The crystallization of leucine aminopeptidase from hog kidney is reported for the first time. The crystals which diffract to 4-A resolution have the space group P2(1)2(1)2(1) (a = 186.3 A, b = 223.2 A, and c = 80.5 A) and contain four hexamers per unit cell, or one per asymmetric unit. Electron micrographic images of hog kidney leucine aminopeptidase are indistinguishable from micrographs of beef leucine aminopeptidase taken under the same conditions (10).

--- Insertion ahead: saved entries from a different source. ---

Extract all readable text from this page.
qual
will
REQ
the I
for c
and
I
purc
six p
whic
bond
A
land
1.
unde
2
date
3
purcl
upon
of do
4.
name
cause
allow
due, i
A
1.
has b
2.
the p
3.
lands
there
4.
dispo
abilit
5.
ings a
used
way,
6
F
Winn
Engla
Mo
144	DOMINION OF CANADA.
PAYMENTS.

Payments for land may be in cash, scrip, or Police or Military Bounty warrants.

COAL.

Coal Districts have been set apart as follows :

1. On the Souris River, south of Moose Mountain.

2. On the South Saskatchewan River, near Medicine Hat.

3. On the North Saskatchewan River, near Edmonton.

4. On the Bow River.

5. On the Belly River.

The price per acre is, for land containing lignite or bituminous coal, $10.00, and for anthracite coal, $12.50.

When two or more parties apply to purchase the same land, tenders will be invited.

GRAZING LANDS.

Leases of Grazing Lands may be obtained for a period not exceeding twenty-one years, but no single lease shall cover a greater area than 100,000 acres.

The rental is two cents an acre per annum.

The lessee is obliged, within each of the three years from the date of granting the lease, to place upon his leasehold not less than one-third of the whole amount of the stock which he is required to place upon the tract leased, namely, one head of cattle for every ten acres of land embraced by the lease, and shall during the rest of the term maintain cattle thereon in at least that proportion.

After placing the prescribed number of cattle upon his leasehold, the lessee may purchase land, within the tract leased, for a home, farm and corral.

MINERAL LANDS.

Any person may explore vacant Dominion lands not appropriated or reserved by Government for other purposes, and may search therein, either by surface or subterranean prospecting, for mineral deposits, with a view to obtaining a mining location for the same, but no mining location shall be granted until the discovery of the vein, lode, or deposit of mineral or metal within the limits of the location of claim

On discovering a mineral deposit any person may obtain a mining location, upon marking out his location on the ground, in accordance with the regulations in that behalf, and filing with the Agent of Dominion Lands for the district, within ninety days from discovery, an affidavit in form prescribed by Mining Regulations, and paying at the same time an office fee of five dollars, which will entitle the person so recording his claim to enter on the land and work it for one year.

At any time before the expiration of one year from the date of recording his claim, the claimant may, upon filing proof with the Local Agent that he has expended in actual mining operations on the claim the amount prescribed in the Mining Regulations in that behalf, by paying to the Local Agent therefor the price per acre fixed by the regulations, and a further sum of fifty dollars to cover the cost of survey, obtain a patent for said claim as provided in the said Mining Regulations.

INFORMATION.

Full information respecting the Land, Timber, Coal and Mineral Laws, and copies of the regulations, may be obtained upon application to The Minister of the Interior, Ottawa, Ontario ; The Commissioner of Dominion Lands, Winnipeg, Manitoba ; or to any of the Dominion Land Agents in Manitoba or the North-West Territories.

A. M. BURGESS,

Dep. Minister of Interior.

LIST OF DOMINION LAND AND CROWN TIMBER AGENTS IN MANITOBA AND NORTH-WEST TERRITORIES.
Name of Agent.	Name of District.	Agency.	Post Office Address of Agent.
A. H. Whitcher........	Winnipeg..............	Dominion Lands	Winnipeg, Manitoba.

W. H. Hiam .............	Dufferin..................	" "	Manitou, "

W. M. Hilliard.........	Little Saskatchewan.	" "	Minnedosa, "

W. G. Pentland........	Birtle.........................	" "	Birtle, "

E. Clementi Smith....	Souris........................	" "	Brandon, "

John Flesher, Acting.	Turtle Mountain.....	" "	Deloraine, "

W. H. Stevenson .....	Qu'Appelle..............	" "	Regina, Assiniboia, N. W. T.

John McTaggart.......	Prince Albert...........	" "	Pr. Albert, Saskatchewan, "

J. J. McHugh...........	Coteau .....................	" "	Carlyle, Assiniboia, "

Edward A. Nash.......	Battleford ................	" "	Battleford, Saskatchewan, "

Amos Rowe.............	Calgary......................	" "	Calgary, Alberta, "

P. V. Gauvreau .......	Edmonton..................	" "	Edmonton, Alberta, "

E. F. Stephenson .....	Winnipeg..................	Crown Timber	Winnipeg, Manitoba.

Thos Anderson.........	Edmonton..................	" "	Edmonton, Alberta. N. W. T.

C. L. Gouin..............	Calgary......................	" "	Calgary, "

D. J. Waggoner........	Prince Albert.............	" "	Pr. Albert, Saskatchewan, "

These reveal an equilateral triangle of about 85 A per side, seemingly made of three 40-A diameter spheres. This triangle is circumscribed by another concentric, less-dense triangle of 120 A per side which is rotated 60 degrees with respect to the inner triangle. Immunodiffusion and microcomplement fixation assays indicate that the two enzymes share greater than 90% amino acid sequence homology. This similarity is corroborated by peptide maps of tryptic fragments of the radioiodinated enzymes. The model of the quaternary structure proposed to explain the appearance of electron micrographs of single molecule and crystalline bovine lens enzyme also describes the hog kidney enzyme equally well. That the model of leucine aminopeptidase originally proposed for the beef enzyme also can be used to describe hog kidney leucine aminopeptidase crystal packing in the highly anisometric unit cell provides further corroboration that leucine aminopeptidase in these two species is a hexamer based on two trimers each made of three bilobal promoters.